In this cohort from real life clinical practice, more meticulously following Treat-to-Target (T2T) principles did not result in greater reduction of radiographic progression than a somewhat more liberal T2T approach. One possible interpretation of these results is that the intention to apply T2T already suffices and that a more stringent approach does not further improve outcome.
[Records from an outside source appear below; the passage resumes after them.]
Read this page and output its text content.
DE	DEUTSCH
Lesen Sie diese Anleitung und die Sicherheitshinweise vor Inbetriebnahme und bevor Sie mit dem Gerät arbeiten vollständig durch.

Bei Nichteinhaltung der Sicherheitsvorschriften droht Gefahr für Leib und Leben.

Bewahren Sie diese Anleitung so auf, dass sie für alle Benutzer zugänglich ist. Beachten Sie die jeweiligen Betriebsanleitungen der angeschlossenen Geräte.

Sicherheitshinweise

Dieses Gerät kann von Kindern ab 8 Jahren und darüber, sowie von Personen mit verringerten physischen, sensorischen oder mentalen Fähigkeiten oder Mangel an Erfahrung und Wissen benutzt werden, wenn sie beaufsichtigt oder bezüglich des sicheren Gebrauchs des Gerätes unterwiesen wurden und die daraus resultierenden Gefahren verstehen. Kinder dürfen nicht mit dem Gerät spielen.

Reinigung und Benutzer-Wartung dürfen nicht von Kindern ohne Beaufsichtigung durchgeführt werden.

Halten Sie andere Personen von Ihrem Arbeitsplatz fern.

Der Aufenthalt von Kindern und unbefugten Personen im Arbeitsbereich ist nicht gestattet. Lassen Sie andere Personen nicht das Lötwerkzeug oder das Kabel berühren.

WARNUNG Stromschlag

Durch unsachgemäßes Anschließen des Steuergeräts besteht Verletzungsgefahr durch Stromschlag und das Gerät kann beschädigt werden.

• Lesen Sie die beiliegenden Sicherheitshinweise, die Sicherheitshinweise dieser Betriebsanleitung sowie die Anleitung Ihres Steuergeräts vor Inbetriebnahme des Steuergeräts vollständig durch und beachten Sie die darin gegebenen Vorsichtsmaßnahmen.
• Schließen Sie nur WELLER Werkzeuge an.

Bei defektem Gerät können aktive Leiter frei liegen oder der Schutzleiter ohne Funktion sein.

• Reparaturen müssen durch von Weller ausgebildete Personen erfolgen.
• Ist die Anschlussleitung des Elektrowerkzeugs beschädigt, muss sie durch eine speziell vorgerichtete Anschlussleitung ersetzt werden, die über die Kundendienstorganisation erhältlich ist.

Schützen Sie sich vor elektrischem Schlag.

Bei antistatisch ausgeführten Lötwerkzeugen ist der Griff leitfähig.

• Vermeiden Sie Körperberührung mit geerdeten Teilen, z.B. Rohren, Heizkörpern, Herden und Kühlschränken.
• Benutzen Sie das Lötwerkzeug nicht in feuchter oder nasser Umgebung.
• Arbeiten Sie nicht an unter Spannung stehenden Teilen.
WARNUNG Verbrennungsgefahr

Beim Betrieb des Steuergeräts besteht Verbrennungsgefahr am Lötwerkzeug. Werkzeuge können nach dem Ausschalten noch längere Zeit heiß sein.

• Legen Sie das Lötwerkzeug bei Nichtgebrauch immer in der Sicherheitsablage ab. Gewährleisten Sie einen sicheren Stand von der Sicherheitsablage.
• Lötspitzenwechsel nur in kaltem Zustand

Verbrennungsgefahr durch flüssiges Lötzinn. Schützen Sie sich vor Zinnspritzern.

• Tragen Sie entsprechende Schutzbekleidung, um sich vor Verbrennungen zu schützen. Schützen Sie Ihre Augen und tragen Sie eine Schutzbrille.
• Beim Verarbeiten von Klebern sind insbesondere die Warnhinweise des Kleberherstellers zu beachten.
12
Research Team: Ramiro S, Landewe R, van der Heijde D, Sepriano A, Fitzgerald O, Ostergaard M, Homik J, Elkayam O, Thorne C, Larche M, Ferraccioli G, Backhaus M, Boire G, Combe B, Schaeverbeke T, Saraux A, Dougados M, Rossini M, Govoni M, Sinigaglia L, Cantagrel A, Allaart C, Barnabe C, Bingham C, van Schaardenburg D, Hammer H, Dadashova R, Hutchings E, Paschke J, Maksymowych W.
Equity considerations in COVID-19 vaccination studies of individuals with autoimmune inflammatory rheumatic diseases.
It is unknown whether COVID-19 vaccine studies on individuals with autoimmune inflammatory rheumatic diseases are applicable to populations experiencing health inequities, as key inequity factors beyond age and sex are no reported or analyzed.
Research Team: Wang H, Dewidar O, Whittle S, Ghogomu E, Hazlewood G, Mbuagbaw L, Pardo Pardo J, Robinson P, Buchbinder R, Welch V.
The 2021 EULAR and ACR points to consider for diagnosis, management and monitoring of the IL 1 Mediated autoinflammatory diseases: Caps, Traps, MKD, and DIRA.
The 2021 EULAR/ACR points to consider provide state-of-the-art knowledge based on published data and expert opinion to guide diagnostic evaluation, treatment, and monitoring of patients with a series of inflammatory diseases, called CAPS, TRAPS, MKD and DIRA, and inform how to optimize patient care to improve disease outcomes.
Research Team: Romano M, Arici ZS, Piskin D, Alehashemi S, Aletaha D, Barron K, Benseler S, Berard R, Broderick L, Dedeoglu F, Diebold M, Durrant K, Ferguson P, Foell D, Hausmann J, Jones O, Kastner D, Lachmann HJ, Laxer R, Rivera D, Rupert N, Simon A, Twilt M, Frenkel J, Hoffman H, De Jesus A, Kuemmerle-deschnenr J, Ozen S, Gattorno M, Goldbach-Mansky R, Demirkaya E on behalf of EULAR/ACR IL1 mediated group.